The estate is also removed from the outside world; a gated community with only one major entrance. Resting at the Northeastern corner of Ikoyi, it is as if the estate and its residents don’t want to be found. And if they could, they would detach themselves from Lagos Island and settle somewhere in the serenity of the Lagos Lagoon.


 A functioning system in Nigeria…
Banana Island was built to function in a country that does not function. Residents enjoy luxuries such as near-constant electricity, water, and drainage.

The constant electricity in the estate is a big deal; after all, Nigeria has the second-worst power supply in the world, and the rest of the country is almost always in darkness. “At the very least there’s 20 hours’ worth of electricity in Banana Island,” says Chidi on the state of power in the Estate. That is thanks to an independent power plant, which directly supplies the estate with electricity.
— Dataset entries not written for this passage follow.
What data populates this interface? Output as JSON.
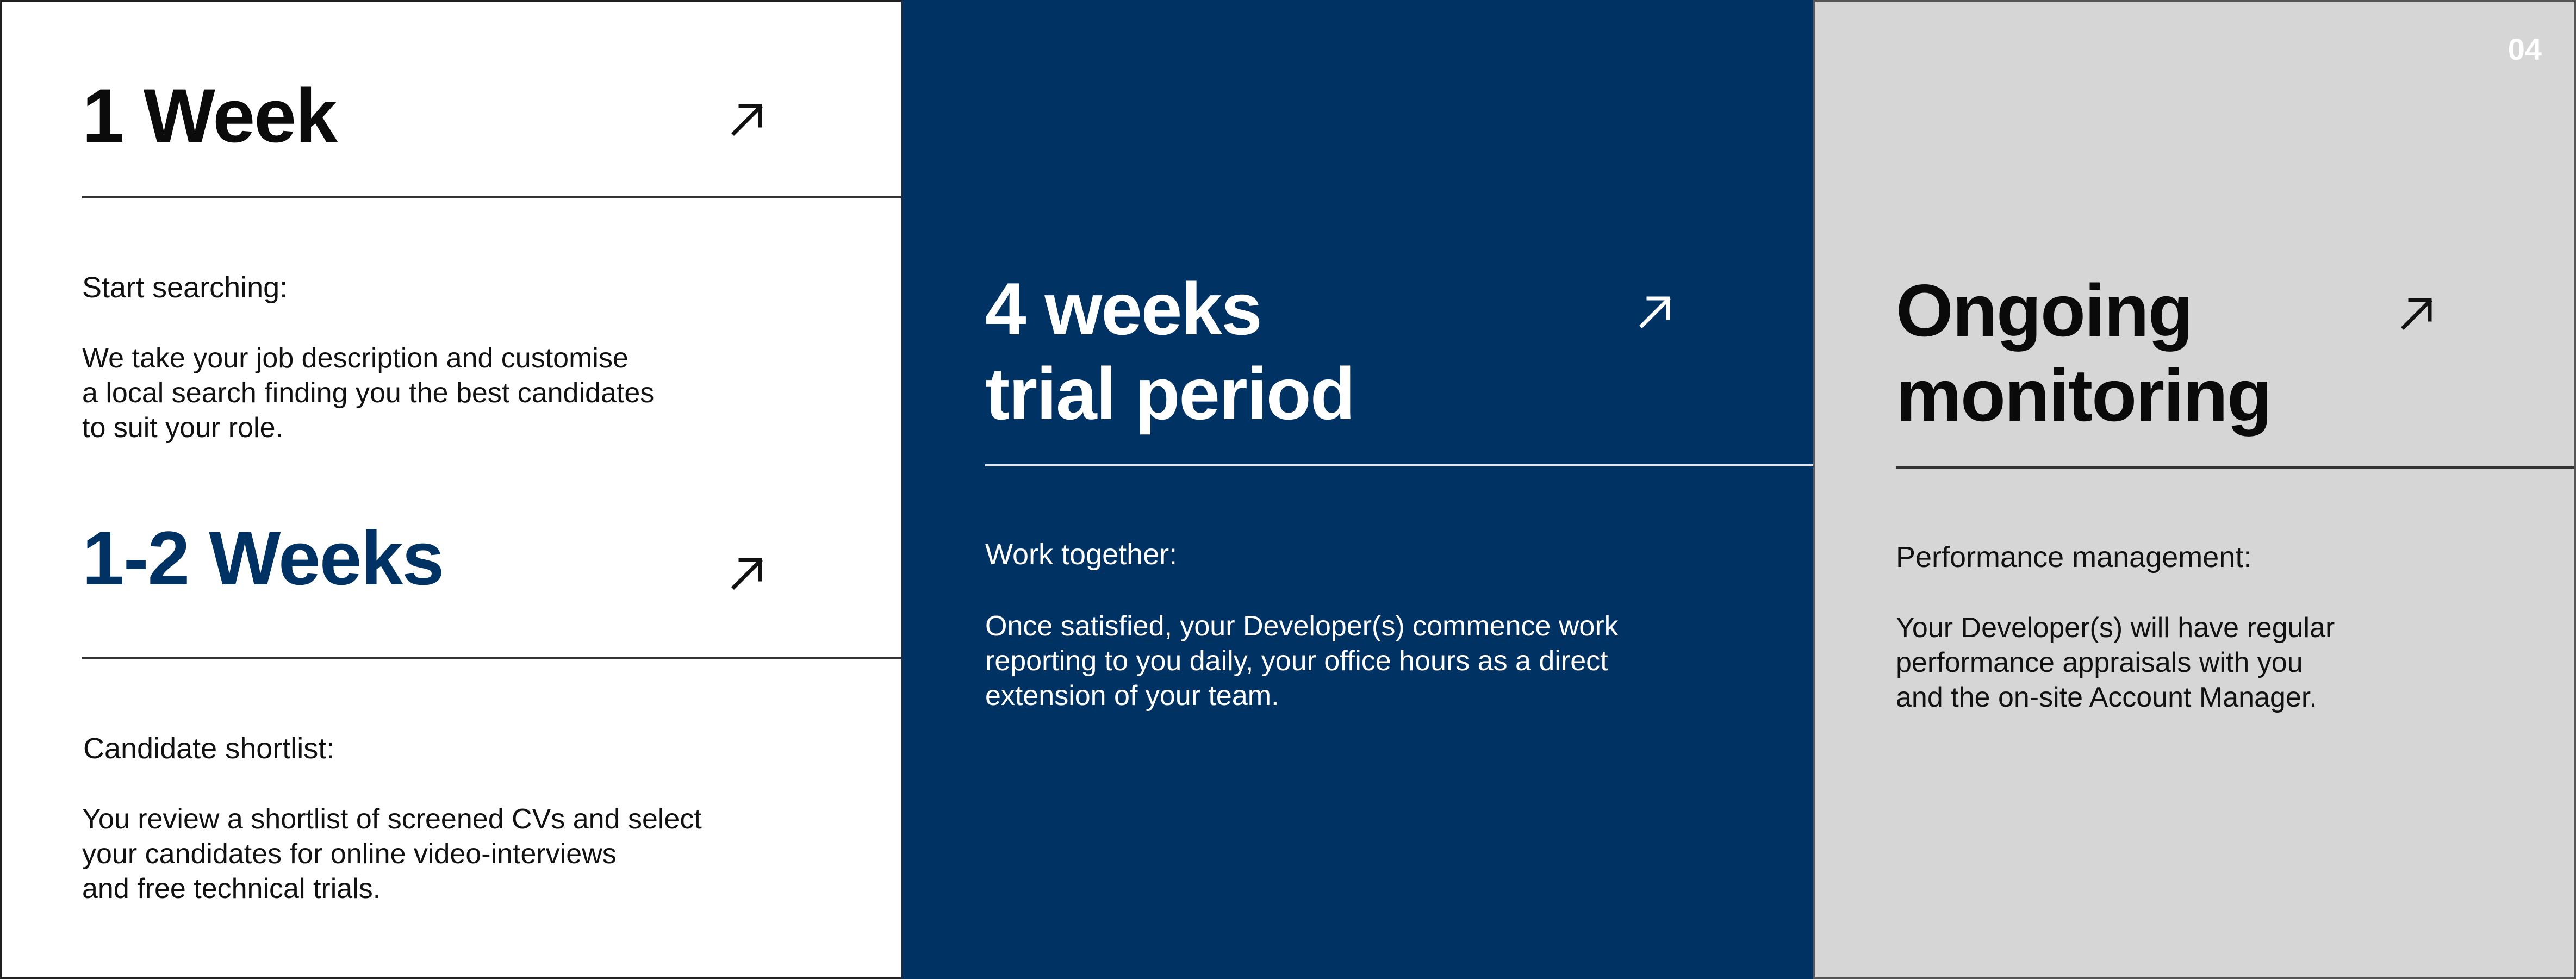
{
  "page_number": "04",
  "colors": {
    "navy": "#013264",
    "light_gray": "#d6d6d6",
    "white": "#ffffff"
  },
  "stages": [
    {
      "heading": "1 Week",
      "icon": "arrow-up-right-icon",
      "label": "Start searching:",
      "body": "We take your job description and customise\na local search finding you the best candidates\nto suit your role."
    },
    {
      "heading": "1-2 Weeks",
      "icon": "arrow-up-right-icon",
      "label": "Candidate shortlist:",
      "body": "You review a shortlist of screened CVs and select\nyour candidates for online video-interviews\nand free technical trials."
    },
    {
      "heading": "4 weeks\ntrial period",
      "icon": "arrow-up-right-icon",
      "label": "Work together:",
      "body": "Once satisfied, your Developer(s) commence work\nreporting to you daily, your office hours as a direct\nextension of your team."
    },
    {
      "heading": "Ongoing\nmonitoring",
      "icon": "arrow-up-right-icon",
      "label": "Performance management:",
      "body": "Your Developer(s) will have regular\nperformance appraisals with you\nand the on-site Account Manager."
    }
  ]
}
“We have street lights, family parks, halls, religious centres, convenience shops, pools, a minibus system and a golf course,” explains Chidi on the other perks that come with living in Banana Island. These amenities are not just available but are frequently maintained and upgraded. For example, according to Chidi, a bad road within the estate will likely be fixed in a week or two.

Banana Island is proof that things can work properly in Nigeria. All it takes is money, planning and a vision. It is a picture of what Lagos could be, if not in the future, but in another world.